The sky wasn’t all that impressive, actually. The color looked pretty-pretty fake and too uniform, and those clouds were lumpy, a fairly obvious application of fractal technology. That lawn sprinkler was actually the most ambitious part of this whole scene, she thought. The motion of the droplets had been modelled realistically, with the effect of the gentle breeze on the shape of the droplet cloud captured well. And when she looked more closely she could see how each droplet splashed and broke up when it hit the grass, and scattered in dew-like beads over the blades.

She could see nothing that looked as if it post-dated, say, 1940. But there was nothing to pin down the time and place here specifically, one way or the other. This was Green Town, probably Illinois, and as far as she was concerned it was just an anal-retentive fantasy, a dream of a middle America that had never existed anyhow, modelled with gigamips of processing power and the most up-to-date VR technology.

Decadent as all hell.

One of the houses seemed to stand out from the rest, its colors and outline a little more vivid. So that was probably where she was supposed to go. It was a tall brown Victorian design, the low sunlight making it look like something out of a Norman Rockwell painting. It was elaborately adorned, covered with rococo and scrolls, and its windows were stained, blue and pink, made of diamond-form leaded glass. There was a broad porch at the front, with a swing that rocked gently back and forth in the breeze, creaking.

She walked towards the house. She stumbled once, but recovered easily. The little iron deer was in her way, but she didn’t bother to step around it; she walked right through the deer, and it disappeared in a burst of pixels.

She tramped heavily up the wooden stairs of the house, and onto its porch. The front door was open. She walked in, through a bead curtain. Wind chimes tinkled as she passed.

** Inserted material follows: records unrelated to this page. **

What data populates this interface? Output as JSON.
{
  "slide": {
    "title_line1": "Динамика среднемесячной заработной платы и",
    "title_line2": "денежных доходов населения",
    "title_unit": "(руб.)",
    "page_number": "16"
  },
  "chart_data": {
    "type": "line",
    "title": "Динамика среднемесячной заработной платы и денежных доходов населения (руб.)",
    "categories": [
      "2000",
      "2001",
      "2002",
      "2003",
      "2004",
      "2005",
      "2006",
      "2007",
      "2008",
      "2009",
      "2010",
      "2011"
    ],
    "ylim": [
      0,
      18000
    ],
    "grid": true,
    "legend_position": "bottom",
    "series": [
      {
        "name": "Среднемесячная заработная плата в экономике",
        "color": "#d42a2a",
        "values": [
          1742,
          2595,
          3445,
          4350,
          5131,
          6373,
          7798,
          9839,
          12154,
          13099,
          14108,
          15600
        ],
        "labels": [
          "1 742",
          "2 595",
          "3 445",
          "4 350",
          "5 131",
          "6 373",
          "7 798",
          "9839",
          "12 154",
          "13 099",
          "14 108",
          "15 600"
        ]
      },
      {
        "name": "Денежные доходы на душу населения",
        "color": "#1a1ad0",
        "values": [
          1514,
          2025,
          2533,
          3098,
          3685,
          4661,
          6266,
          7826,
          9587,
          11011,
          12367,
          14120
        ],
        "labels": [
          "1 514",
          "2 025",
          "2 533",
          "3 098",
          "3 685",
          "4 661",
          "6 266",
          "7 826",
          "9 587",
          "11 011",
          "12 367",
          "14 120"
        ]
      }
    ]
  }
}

She entered a parlor. The furniture was old, covered in a maroon fabric, worn with use and obviously comfortable. There was a piano — an acoustic one — its legs covered up Victorian style. There was a piece of sheet music on the stand. Beautiful Dreamer.

Jackie emerged from a door at the back of the room. She was wearing a trim long dress of gingham, that pretty much covered her from neck to toe. Her hair was brushed back, and her face was recognizably her own — though, Benacerraf thought sourly, rather smoothed-over and more symmetrical than the real thing.

“Hi,” Jackie said neutrally. She was carrying a glass pitcher of red lemonade, which moved in viscous waves as she walked. “You want some lemonade?”

“Hell, no. I mean, no thanks.” Eating or drinking in here meant letting the mask push its way into her mouth and throat.

They sat on overstuffed Morris chairs, beside a fireplace, under a framed painting.

Jackie poured herself a glass, and sipped it deliberately, watching her mother. Benacerraf thought she wore the same stubborn look she’d had since she’d learned to be defiant, at the age of five.

“Are the kids here?”

“They’ll be over later,” Jackie said. “It’s a school day. So they’re over on Nintendo Island right now. You have any trouble getting here?”

Benacerraf didn’t much feel like playing this game; she didn’t reply.

Jackie lit up a cigarette. The smoke curled into the air, blue and white, its form another complex application, Benacerraf thought, of fluid-mechanical modelling. And all utterly pointless.

“You know, you’re honored,” Jackie said. “Your fame must have spread. The great Saturn explorer.” Her tone was contemptuous. “They don’t normally let you land in the square; there’s a port on a neighboring island, and you have to get a boat over here, then walk from the coast.”

“So many rules,” Benacerraf said.

Jackie shrugged. “It’s a world in here, Paula. Of course you have to have rules. They underpin the world. Like the physical laws that govern us in RL—”

“Oh, come on,” Benacerraf snapped. “This is virtual reality, for God’s sake. Why the hell shouldn’t I fly like Superman if I want to?”

“You think this is all too cute,” Jackie said sourly. “Well, maybe. It’s pretty much all we’re allowed since the government opened up the net again. You know, police monitoring engines consume twice as many mips as the VR software itself.”